第35話 情が沸く

 結婚をして家を出て、私から母に近況報告とか何でもない話とかで電話する事はほぼなかった。

 だって情は出てきても、やっぱり興味は無かったから。


 ターロとは電話しても、母に電話しようという考えは浮かばないのだ。

 家を出て、母に関わらずに済んでいるのにわざわざ私の方から連絡しようだなんて思いつきもしなかった。


 冷たいとも言われた。

 けれど私は病的に母に関心が持てなかったのだ。


 子どもの頃から「ママ見てー」をした事がない私。

 大人になったら尚の事、母親に何か言いたいこと、見せたいことなんてあるわけが無かったのだ。


 電話はいつも母の方から。

 しかも一方的に言いたいことだけ言って切ってしまう。


 耳が悪いので、声がやたらと大きい。

 電話を耳から話していたいぐらいに大きな声だ。


 そう、耳が悪いから私の言っている事は何度も言わないと通じない。


 やれ血圧が高いだの、ひざが痛いだので病院通いは良くしていたようだけど、入院するような大病は全く無かった。


 けれど歳は取っていく。

 たまに帰省すると、昔の美人の面影が無い老婆の姿にちょっとギョッとする。


 時代が変わり、パチンコでは生活しにくくなった事で昔通っていた繁華街には母は行かなくなっていた。
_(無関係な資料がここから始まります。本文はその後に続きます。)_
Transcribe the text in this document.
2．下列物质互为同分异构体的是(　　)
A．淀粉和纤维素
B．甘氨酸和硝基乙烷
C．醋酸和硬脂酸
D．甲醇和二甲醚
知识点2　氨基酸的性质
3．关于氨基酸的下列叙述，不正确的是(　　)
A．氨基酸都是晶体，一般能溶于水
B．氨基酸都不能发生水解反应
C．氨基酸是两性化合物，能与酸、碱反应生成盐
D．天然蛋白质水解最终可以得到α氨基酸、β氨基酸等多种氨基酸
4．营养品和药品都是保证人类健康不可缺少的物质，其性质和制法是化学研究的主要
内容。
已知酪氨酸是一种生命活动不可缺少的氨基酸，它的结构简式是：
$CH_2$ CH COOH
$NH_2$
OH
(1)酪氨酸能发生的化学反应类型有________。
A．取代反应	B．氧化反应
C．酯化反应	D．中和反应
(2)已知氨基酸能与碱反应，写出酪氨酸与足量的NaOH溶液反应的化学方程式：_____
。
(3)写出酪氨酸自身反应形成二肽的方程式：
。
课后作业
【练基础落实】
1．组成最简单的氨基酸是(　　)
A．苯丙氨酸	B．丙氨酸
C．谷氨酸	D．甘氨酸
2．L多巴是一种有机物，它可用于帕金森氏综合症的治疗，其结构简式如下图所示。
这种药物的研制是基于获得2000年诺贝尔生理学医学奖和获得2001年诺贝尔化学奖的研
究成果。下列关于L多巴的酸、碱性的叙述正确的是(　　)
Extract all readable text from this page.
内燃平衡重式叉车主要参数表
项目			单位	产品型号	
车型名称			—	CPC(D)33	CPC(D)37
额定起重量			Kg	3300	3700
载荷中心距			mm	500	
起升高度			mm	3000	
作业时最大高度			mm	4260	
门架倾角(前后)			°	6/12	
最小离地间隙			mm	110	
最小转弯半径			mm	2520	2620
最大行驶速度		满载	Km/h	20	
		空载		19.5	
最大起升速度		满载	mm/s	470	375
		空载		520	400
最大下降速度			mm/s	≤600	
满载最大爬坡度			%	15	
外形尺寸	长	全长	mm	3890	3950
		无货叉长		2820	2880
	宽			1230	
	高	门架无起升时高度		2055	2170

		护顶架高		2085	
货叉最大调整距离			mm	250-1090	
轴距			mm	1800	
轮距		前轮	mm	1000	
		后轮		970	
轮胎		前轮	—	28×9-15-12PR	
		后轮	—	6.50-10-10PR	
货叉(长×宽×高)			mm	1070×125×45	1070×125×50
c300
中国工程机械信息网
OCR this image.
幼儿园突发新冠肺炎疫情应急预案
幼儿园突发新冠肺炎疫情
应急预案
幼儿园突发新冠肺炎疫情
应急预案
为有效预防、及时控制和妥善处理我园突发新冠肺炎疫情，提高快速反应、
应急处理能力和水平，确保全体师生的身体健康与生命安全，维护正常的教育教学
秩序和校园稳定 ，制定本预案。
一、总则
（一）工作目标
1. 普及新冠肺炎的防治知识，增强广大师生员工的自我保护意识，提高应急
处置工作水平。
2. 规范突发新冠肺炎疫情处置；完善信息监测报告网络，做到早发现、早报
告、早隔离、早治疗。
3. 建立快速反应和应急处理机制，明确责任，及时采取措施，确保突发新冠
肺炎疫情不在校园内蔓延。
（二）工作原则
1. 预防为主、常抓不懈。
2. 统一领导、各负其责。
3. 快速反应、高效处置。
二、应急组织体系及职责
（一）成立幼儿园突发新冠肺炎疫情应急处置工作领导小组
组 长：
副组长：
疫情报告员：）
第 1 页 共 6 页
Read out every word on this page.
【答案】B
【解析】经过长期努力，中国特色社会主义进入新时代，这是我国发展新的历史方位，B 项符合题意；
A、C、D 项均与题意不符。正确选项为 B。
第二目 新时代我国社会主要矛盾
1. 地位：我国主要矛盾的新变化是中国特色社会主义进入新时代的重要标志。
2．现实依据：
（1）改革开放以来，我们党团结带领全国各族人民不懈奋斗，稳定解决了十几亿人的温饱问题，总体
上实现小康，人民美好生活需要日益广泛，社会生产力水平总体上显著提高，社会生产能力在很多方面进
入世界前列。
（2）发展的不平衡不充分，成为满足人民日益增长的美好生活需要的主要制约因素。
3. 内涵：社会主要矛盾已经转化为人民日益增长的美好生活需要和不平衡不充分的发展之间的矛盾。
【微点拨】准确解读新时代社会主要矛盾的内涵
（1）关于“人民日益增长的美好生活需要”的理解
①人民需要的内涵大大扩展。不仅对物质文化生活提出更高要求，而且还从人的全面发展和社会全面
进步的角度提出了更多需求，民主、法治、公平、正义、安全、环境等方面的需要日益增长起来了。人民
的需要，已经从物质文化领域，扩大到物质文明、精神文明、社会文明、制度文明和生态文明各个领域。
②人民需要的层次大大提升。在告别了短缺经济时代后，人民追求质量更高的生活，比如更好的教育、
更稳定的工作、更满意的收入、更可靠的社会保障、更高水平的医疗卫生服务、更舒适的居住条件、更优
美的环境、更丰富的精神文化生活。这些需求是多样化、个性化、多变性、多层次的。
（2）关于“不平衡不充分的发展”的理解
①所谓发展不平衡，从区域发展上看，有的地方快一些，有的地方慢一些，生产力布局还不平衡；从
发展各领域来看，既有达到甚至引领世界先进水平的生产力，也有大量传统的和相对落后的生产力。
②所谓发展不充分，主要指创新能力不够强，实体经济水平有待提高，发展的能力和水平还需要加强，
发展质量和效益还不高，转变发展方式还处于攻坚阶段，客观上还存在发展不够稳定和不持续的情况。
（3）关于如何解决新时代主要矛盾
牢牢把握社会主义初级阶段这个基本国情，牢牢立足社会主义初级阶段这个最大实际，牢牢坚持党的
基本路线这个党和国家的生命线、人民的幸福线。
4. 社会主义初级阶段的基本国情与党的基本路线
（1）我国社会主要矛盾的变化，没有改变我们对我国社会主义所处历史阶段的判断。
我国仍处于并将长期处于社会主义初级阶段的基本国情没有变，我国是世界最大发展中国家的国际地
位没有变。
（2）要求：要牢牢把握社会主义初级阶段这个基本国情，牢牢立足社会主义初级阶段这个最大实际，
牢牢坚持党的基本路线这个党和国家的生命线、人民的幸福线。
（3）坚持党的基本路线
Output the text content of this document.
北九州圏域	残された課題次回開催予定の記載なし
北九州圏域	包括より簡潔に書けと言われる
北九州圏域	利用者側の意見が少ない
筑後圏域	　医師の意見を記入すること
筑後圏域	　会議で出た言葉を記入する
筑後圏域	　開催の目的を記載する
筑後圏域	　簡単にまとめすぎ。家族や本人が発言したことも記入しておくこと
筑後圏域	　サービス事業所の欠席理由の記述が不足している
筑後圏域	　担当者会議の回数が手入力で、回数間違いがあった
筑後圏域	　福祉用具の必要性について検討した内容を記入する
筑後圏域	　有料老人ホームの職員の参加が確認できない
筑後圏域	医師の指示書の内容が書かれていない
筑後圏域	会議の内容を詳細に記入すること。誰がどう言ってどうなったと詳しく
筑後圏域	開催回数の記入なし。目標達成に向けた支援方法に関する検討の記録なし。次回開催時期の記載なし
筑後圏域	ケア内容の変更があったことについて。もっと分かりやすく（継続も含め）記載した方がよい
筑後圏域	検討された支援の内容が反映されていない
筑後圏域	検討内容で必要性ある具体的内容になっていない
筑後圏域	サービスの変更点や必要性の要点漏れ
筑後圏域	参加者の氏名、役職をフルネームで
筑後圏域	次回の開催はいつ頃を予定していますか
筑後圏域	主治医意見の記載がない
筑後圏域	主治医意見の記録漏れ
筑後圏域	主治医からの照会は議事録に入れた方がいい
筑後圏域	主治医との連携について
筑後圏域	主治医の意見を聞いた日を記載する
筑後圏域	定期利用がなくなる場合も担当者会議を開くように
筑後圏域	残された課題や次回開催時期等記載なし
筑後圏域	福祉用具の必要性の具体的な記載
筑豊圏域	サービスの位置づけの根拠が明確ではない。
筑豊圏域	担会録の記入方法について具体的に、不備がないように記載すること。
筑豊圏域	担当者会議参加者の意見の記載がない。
 たまに近所のパチンコ店には行くようだが、それもたまの事。


 繁華街に行かなくなった事でおしゃれしなくなったのだろう。

 年相応、ぐらいの見た目ではあるが、あの派手で美人だった母からすると劣化度は激しかった。



 母は夫をとても気に入っていた。

 私が何かの時に、ふと話した夫が「最近、カットパインが好きでよく食べている」

 というのを憶えていて、帰省のたびに用意されていた。


 人が喜ぶだろうことを用意するのが好きな母らしい行為だ。


 元々が憎んでいるわけでも嫌いなわけでも無い母のそんな姿を見ると、私も人として更に情が沸いてくるのだ。


 歳をとって、元気ではあるけれど少し足が悪く弱々しくなってきている姿を見ると私だって親孝行っぽい事をしないといけないような気になってくる。


 とはいえ、そうできるほど私の母に対する感情は簡単ではないのだった。